Former Mission Australia boss and welfare system reviewer Patrick McClure says sufferers of extreme depression would be better off at work than on welfare.

Disability support pensioners with depression and anxiety would be better off working, says a former charity boss who is reviewing Australia’s welfare system.

Patrick McClure, who previously ran Mission Australia, was appointed by the federal government to look at all welfare rules, with the aim of reducing the number of people on the dole and other welfare.

In his first major public appearance since his appointment in January, Mr McClure pointed out that 31 per cent of disability support pensioners had psychological or psychiatric problems such extreme depression or anxiety.

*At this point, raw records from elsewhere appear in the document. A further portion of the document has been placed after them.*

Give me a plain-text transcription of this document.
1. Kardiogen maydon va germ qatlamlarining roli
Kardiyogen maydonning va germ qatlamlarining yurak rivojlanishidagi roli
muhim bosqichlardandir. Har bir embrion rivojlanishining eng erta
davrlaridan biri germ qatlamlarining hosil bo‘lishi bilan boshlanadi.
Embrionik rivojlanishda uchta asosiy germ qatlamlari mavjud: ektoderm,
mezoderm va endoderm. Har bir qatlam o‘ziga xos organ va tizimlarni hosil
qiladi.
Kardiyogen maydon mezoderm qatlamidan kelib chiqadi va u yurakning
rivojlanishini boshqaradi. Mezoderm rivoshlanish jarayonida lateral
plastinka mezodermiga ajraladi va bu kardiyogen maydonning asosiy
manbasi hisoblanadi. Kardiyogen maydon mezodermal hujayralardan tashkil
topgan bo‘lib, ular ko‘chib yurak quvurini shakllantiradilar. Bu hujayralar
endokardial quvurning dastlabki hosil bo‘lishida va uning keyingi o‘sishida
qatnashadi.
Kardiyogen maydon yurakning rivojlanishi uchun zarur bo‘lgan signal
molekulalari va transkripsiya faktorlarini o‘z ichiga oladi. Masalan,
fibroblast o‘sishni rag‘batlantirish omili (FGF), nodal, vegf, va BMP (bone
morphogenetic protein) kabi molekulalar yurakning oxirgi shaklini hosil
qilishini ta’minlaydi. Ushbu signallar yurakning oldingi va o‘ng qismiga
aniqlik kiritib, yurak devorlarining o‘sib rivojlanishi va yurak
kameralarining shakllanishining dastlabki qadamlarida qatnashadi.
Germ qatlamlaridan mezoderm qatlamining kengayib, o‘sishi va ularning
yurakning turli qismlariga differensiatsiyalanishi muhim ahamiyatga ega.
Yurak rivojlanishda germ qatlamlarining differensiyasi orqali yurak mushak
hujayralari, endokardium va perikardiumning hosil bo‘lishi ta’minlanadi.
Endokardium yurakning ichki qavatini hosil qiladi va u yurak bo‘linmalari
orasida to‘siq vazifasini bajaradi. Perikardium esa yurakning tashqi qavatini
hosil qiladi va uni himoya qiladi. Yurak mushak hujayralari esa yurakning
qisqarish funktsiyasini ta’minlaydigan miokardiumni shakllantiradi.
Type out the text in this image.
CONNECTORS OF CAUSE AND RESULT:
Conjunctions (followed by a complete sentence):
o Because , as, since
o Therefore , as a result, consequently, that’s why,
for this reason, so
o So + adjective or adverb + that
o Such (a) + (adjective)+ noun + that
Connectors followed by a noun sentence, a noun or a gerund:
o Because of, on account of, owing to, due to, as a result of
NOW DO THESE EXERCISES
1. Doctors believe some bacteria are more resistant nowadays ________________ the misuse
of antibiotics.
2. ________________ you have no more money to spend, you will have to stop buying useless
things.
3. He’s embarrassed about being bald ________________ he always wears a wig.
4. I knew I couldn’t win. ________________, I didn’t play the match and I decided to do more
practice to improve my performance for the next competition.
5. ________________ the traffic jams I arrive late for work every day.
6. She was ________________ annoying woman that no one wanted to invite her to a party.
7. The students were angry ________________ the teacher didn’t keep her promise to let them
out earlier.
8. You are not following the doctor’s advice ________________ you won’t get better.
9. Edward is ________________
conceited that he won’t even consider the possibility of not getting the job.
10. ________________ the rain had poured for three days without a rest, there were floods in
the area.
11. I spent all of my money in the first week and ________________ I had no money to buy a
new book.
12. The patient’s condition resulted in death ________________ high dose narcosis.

“There’s a need to keep them linked to the workplace,” he told the Australian Council of Social Service conference in Brisbane.

“It’s better for their health and wellbeing, and of course it’s better for their own financial security.”

Addressing the same conference, Opposition Leader Bill Shorten slammed the federal government for criticising disability support pensioners with psychological issues.

“There is not a single disability pensioner I have ever met – and I have met many more than (Treasurer) Joe Hockey – who would not gladly give back every dollar of pension they’ve ever had if they could get rid of the impairment which they live with,” he said to applause.

Social Services Minister Kevin Andrews said Australia had dozens of payments, supplements and allowances.

“If you draw a diagram of the welfare system, it looks like a bird’s nest and it’s difficult to understand,” he said.

Mr McClure hinted that his review would recommend a simpler welfare system.

“What we would be proposing in the interim report … is a simpler architecture with fewer payments and supplements,” he said.

“This would be introduced over the medium to long term.”